Casinos have to work with massive amounts of data; from patron & machine information to food & beverage inventory. The amount of reports, spreadsheets and data logs can be completely overwhelming. However, the culmination of all this data is critical as it reveals the fine details of operations and the overall success or failure of a casino.
The data offers a view of past to present. It reflects previous decisions and shows how well they worked over time. What if you could use that data to somehow peer into the future? How is that even possible?

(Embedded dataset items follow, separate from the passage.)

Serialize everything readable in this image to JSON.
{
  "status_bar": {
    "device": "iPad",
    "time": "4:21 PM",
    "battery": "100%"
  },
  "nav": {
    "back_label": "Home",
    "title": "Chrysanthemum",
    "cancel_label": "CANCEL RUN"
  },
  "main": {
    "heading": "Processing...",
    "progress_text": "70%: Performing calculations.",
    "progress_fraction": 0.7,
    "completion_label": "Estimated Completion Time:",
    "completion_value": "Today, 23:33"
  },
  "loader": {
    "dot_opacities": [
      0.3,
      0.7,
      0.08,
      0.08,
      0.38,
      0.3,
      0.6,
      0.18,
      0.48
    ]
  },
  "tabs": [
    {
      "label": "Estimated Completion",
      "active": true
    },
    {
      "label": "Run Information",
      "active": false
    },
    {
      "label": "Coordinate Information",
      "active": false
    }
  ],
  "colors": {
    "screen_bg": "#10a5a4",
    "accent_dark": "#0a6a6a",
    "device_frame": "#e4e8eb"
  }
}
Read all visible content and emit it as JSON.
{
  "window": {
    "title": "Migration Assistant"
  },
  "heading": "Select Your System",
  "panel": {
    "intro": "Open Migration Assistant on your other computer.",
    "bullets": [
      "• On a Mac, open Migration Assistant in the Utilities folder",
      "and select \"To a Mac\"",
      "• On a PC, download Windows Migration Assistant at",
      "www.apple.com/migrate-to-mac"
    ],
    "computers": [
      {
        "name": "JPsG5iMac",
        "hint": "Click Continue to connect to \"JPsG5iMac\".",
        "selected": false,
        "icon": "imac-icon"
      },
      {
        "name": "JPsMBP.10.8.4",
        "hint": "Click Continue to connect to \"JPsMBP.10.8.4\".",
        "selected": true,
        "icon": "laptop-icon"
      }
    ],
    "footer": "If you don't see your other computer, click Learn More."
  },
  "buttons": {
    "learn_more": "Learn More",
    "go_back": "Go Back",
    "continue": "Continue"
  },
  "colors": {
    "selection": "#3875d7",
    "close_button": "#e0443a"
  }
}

You can start by studying patterns, specifically, data patterns that can be recognized by Artificial Intelligence (AI) engines which then can be turned into “models” that can be tested against.
An example of time series patterns
For example, using a combination of Business Intelligence, (BI) and AI software, one can view into the depths of data and begin making correlations between Patron Activity and Marketing Promotion metrics. In doing so, one could work closely with casino property directors to begin asking specific questions that will allow for targeted data comparison. “If we change [x] in our current marketing promotion, can we determine an increase or decrease in Theoretical Wins (Theo’s) in the coming months?” Theo’s are numbers that describe expected house wins for a player. It’s also related to the game that they are playing. To get Theo, all one needs are; House Edge (the ratio of the average loss to the initial bet) and Total Amount Wagered. The formula is as follows: Theo = (House Edge) x (Total Amount Wagered).
The reason Theo is such an important number is it can determine the investment a casino has into a player. Overinvest in a player and they start to feel entitled. When trying to pull back or correct through marketing and promotions the player will sense these changes. Less investment will have them thinking about taking their money elsewhere. Underinvest and players feel like the casino is cheap – they will leave and tell everyone they know. It’s a fine line to balance; that’s where the immense power of computers and AI can help.
Computer Power
We live in an amazing time right now where computing technology has advanced tremendously. Coming from the early 1940’s where room-sized computers filled with vacuum tubes, camshafts and relays where used to decode wartime messages to the latest Apple watch (2019). These new age computerized devices are tiny enough to wear comfortably. Think about that for a moment.
Another amazing and slightly scary advance is that your tiny wearable computer is sending data to 3rd parties who ultimately end up using AI engines and other sophisticated software to market targeted advertising based on your activities.
DSIR Ace Pilot (1950) – 1st “stored program” computer & the Apple Watch (2019)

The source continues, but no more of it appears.